Peinlich und dreist: die EU-Kommission im EU-Parlament

Ein kurzes aber wichtiges Update zur Chatkontrolle, ein Ausblick auf die BigBrotherAwards, ein ganz besonderer Tech-Tipp und mehr.

Liebe Leute,

ich wollte ja schon fast Mitleid haben: Da ist der Vertreter der EU-Kommission zu Gast im Europäischen Parlament und musste sich gerade ausführlich von wissenschaftlichen Sachverständigen erklären lassen, warum die Chatkontrolle aus juristischer, technischer und praktischer Sicht eine ganz fürchterliche Idee ist. Und als er dann das Podium bekommt, um die Studie zu besprechen, muss er auch noch zugeben, dass er sie gar nicht gelesen hat. Aber ich habe auch nicht die Dreistigkeit, ein Gesetz zur Massenüberwachung aller Bürger.innen in der EU vorzuschlagen. Oder vor laufenden Kameras eine Studie inhaltlich zu kritisieren, nachdem ich gerade gesagt habe, dass ich sie gar nicht gelesen habe. Die EU-Kommission hat diese Dreistigkeit aber, sie macht genau das. Darum hält sich mein Mitleid in Grenzen.
Im Team stecken wir gerade ganz tief in der Vorbereitung der BigBrotherAwards. Darum fällt der Newsletter heute etwas kürzer aus, aber wir wollen euch natürlich auch in dieser Zeit auf dem Laufenden halten.
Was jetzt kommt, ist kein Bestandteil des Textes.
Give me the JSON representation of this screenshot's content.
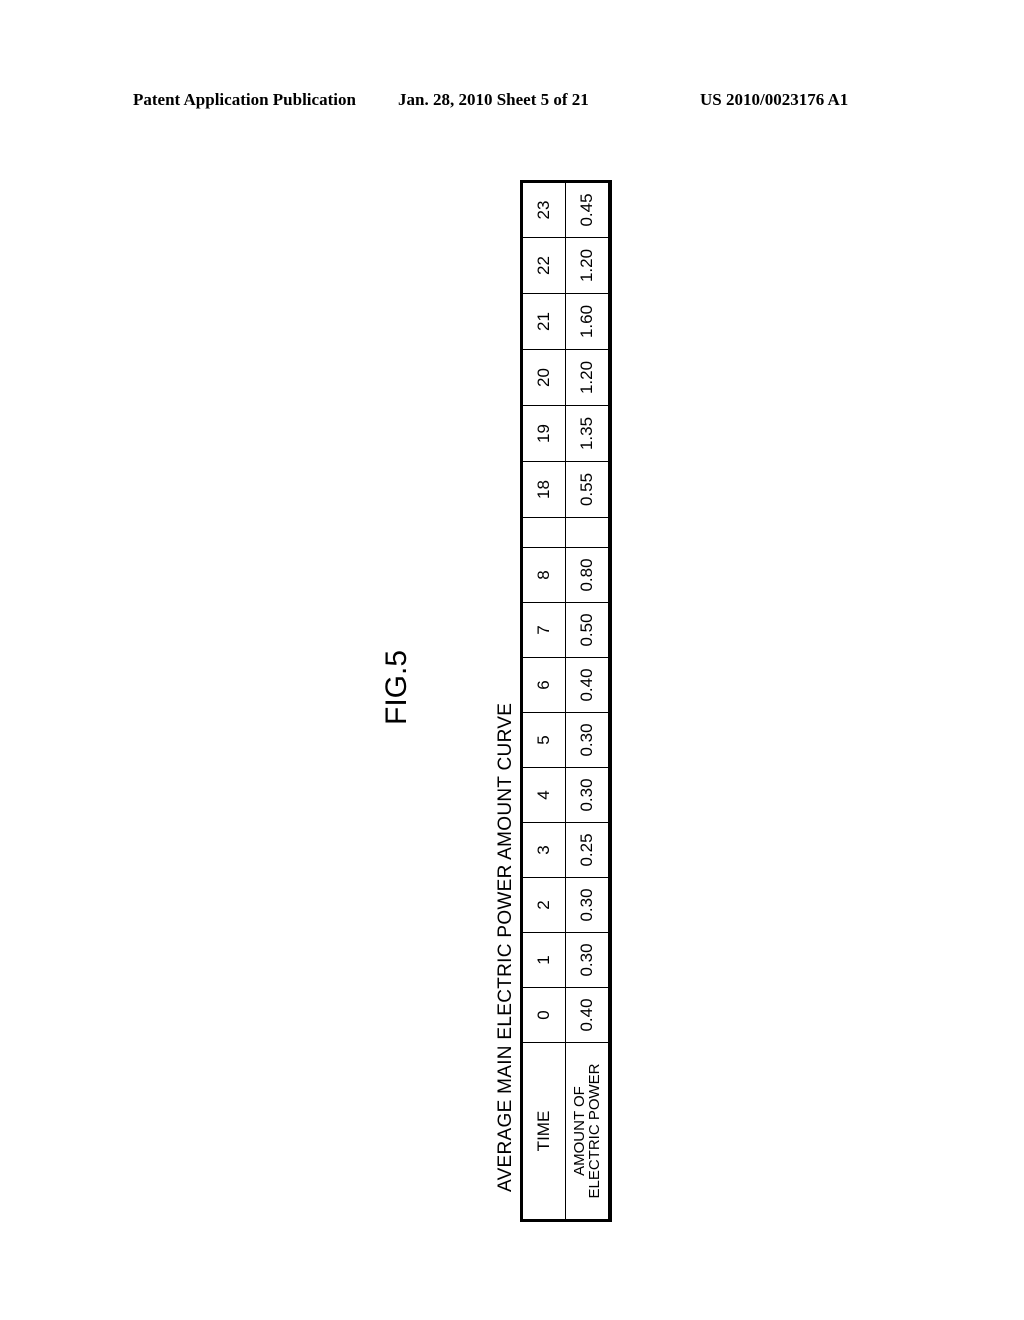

In zwei Wochen werden die BigBrotherAwards verliehen und wir hoffen ihr seid genauso gespannt auf die Gala wie wir.

Mit besten Grüßen aus Bielefeld
Konstantin und das ganze Team von Digitalcourage

Inhalt

1  Chatkontrolle

2  Geschichten von Digitalcourage-Mitgliedern

3  BigBrotherAwards: Live-Übertragungen anmelden

4  Fedicamp: Anmeldung jetzt möglich

5  Tech-Tipp: Owncast

6  Shop: Vorbestellung jetzt möglich für „Screen Teens“ und „Digitale Mündigkeit“

7  Termine

1  Chatkontrolle

Beim aktuell größten Angriff auf unsere Freiheitsrechte gibt es Neuigkeiten: Die Chatkontrolle geht in die nächste Runde. Chatkontrolle ist der Plan der EU-Kommission, uns alle automatisch, nämlich mit Hilfe unserer Smartphones, zu überwachen, private und öffentliche Kommunikation zu kontrollieren, Uploadfilter, Alterskontrollen für Apps und andere Onlinedienste einzuführen und mit Netzsperren die freie Internetnutzung einzuschränken.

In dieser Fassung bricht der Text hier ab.